Bush entices business back with work-permits promise
(CNS): Offering to make it easier for firms in the financial services sector to recruit the staff they needed, Leader of Government Business McKeeva Bush told representatives from the fund industry on Friday that he would be reviewing Cayman’s immigration system and policies. Speaking at Cayman Fund Focus conference, sponsored by local law firm Campbells, Bush, who was the keynote lunchtime speaker, said he was going to do what he could to attract the staff that had been lost back to the Cayman Islands with changes to the immigration regime.
“I am well aware that there is a growing practice of outsourcing mid-office staff to other jurisdictions by some of our local firms,” Bush said, adding that it was the nature of our immigration regime which had contributed greatly to companies making that decision. “Our government wishes to do what is necessary to have those staff members relocated back to the Cayman Islands.”
The LoGB said that the people the industry employs contribute greatly to the local economy. He said that government would work hard to make sure Caymanians were trained and got employment in the fund industry but he knew that when a business faced increased demand for its services they need the ability to recruit in the most efficient manner the staff they need. "And that is what my government is going to help with,” he said.
Immigration was never easy to tackle, he observed, but his government intend to fix the problem so the fund industry could grow. “It is time for action in this area … changes will be made within the next few weeks which will make it easier for fund administrators and other financial services firms to recruit their staff members,” Bush added.

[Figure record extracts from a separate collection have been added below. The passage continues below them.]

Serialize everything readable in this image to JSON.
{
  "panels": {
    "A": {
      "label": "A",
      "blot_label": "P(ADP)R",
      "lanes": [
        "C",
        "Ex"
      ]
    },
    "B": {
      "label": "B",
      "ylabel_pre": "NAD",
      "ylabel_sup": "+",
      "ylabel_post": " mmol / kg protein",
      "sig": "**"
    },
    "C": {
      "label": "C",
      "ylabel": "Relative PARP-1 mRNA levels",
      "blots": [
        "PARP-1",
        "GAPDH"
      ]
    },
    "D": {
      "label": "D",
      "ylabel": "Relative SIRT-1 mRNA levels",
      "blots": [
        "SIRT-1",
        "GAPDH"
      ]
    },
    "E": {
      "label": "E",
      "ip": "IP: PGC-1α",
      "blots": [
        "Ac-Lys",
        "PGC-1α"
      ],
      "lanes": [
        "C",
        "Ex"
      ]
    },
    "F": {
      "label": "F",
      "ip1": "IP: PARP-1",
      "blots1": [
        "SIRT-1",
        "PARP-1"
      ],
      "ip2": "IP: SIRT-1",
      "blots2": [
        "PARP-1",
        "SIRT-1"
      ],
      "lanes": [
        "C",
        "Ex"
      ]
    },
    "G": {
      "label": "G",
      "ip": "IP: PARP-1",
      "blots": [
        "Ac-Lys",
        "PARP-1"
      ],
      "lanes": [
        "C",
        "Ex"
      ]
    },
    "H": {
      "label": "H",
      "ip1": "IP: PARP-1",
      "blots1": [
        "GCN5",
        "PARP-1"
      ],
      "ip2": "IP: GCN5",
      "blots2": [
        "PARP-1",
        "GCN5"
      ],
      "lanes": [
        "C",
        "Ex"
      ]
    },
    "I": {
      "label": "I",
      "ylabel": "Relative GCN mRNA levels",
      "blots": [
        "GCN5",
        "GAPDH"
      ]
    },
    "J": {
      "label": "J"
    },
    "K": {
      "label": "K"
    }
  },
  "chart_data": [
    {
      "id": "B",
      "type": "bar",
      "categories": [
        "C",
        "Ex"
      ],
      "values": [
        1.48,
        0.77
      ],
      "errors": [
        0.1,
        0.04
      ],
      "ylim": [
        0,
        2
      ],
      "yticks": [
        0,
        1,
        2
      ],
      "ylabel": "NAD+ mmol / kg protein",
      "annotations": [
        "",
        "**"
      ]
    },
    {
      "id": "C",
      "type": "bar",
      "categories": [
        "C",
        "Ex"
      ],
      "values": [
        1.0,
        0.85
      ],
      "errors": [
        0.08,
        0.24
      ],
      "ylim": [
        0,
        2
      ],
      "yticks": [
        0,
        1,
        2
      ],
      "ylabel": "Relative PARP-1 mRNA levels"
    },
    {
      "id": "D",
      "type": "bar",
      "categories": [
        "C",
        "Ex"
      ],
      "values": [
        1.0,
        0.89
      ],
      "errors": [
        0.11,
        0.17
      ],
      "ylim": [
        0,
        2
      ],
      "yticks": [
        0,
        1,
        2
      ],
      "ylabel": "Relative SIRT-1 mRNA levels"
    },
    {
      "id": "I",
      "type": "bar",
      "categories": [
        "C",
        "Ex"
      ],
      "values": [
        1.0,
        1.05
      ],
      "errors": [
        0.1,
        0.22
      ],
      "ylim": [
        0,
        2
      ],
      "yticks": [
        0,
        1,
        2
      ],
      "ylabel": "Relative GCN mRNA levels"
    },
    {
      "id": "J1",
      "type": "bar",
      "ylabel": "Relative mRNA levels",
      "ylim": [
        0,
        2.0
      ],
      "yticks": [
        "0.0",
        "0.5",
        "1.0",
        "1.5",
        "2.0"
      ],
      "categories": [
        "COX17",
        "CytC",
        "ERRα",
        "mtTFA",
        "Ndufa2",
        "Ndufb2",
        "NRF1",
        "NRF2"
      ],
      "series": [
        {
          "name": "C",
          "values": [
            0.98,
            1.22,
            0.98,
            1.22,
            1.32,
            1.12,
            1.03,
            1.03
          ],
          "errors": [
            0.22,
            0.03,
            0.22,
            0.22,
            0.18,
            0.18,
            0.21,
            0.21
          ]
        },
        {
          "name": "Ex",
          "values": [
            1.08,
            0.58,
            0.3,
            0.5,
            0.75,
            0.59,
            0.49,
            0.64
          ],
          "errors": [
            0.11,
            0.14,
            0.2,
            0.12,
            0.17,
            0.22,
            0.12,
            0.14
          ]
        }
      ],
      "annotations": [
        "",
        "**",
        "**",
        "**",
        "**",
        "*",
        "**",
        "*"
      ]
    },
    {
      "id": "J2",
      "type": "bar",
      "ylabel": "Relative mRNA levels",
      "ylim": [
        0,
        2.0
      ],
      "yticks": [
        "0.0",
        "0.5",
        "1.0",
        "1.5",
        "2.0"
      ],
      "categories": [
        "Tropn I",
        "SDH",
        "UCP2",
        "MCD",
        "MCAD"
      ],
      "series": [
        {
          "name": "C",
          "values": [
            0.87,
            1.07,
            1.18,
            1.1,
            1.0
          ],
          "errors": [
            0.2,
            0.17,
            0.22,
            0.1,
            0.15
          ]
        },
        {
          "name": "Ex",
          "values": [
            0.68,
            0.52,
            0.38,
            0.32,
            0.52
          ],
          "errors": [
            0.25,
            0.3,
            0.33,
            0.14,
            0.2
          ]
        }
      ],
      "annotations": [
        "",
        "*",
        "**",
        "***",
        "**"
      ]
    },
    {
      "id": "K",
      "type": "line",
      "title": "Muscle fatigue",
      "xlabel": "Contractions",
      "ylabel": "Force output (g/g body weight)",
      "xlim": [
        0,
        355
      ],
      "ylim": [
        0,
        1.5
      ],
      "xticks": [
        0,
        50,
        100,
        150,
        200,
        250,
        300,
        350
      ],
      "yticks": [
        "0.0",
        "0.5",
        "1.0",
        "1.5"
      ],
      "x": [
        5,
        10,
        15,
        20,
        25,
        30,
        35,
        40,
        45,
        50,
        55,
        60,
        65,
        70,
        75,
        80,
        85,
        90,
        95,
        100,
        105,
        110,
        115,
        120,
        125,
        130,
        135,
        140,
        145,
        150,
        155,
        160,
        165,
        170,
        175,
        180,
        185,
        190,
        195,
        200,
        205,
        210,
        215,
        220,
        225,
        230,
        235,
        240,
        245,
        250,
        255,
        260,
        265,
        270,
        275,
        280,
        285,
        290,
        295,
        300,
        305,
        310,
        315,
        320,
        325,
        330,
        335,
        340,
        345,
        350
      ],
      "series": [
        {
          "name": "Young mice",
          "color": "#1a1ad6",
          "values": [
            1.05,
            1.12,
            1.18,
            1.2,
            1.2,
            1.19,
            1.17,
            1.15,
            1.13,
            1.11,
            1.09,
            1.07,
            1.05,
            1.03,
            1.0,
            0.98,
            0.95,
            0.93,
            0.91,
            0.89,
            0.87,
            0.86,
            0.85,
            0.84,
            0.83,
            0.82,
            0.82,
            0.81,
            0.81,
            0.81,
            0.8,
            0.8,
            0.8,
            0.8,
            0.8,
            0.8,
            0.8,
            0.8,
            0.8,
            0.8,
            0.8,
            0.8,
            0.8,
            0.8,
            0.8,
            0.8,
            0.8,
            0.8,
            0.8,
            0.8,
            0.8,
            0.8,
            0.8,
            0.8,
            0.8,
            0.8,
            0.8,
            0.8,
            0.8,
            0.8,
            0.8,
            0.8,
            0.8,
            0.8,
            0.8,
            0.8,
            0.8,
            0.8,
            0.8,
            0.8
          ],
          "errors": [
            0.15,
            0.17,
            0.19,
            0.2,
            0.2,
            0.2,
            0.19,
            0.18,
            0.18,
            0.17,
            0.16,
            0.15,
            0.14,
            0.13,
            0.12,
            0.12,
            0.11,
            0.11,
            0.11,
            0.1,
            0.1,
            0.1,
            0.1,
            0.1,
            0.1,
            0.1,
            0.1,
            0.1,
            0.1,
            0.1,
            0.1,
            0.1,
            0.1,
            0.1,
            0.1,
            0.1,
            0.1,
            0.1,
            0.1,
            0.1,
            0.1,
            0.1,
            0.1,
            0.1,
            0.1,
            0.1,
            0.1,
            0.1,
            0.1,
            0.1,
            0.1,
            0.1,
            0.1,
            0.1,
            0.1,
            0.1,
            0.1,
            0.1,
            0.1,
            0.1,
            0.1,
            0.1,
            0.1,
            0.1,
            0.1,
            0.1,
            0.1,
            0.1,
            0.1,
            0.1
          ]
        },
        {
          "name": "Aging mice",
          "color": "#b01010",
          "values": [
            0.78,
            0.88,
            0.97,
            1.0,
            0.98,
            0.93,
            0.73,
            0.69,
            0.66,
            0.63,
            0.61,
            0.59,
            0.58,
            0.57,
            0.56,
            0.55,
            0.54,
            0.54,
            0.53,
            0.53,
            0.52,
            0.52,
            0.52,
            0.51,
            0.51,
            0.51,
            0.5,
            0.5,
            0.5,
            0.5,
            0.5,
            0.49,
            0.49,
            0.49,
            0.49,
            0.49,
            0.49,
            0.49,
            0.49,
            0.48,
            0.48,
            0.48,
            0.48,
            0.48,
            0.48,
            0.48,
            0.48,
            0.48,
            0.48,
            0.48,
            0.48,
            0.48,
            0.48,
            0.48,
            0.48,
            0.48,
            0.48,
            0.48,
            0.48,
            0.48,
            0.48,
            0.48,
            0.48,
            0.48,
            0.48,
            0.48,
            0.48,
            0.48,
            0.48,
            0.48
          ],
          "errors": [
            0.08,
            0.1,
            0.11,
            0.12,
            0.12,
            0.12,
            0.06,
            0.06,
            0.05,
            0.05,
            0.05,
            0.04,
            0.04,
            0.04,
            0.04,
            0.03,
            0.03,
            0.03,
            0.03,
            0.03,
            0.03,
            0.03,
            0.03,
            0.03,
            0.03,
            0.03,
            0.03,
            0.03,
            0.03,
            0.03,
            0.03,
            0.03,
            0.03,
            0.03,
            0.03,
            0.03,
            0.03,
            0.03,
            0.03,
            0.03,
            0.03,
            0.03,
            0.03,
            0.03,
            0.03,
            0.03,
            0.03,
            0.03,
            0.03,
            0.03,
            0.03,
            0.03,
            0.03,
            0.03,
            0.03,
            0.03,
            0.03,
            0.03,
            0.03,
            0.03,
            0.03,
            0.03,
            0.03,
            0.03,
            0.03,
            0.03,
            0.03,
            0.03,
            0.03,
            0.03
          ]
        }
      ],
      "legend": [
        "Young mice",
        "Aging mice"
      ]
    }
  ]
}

He suggested that, while it was a two-way street and the government needed the continued support from the sector to train and recruit Caymanians, he would deliver on his commitment to relieve the challenges the industry faced with staff to grow their business.
Starting this week, he said, he would be meeting with individual firms to better understand the decision to employ staff in other countries and work out the issues and to see there was the incentive to relocate staff, and by extension business.
He said he also wanted to work towards attracting fund mangers to Cayman as part of the overall strategy of developing Cayman into an International Business Centre, which would secure a more sustainable future and effect how the financial services industry was viewed internationally. “We need the assistance and feed back from this sector, specifically on how we can attract fund managers and other investment professionals to the Cayman Islands.”
He said that it was possible people in the audience may have believed that the government should have introduced a tax but he did not think so, and said he still felt the country could get what it needed by growing its financial business.
“Having the right immigration policy, support from government, building its people who have a presence here — that will give us the revenue,” he said.
Bush said that his people would benefit with better schools, roads and infrastructure and it was the thing to do.
He also spoke about other future plans with the private sector to help grow Cayman, and said that there were a significant number of projects that were in the pipeline that would give the economy a boost of up to $2 billion. Bush also said that he was in talks with an exclusive boutique hotel which was looking to make Cayman its third location.
“There is tremendous interest in the islands,” he said, and while the country faced challenges there were opportunities and it was his job to provide the policy support to benefit from direct investment.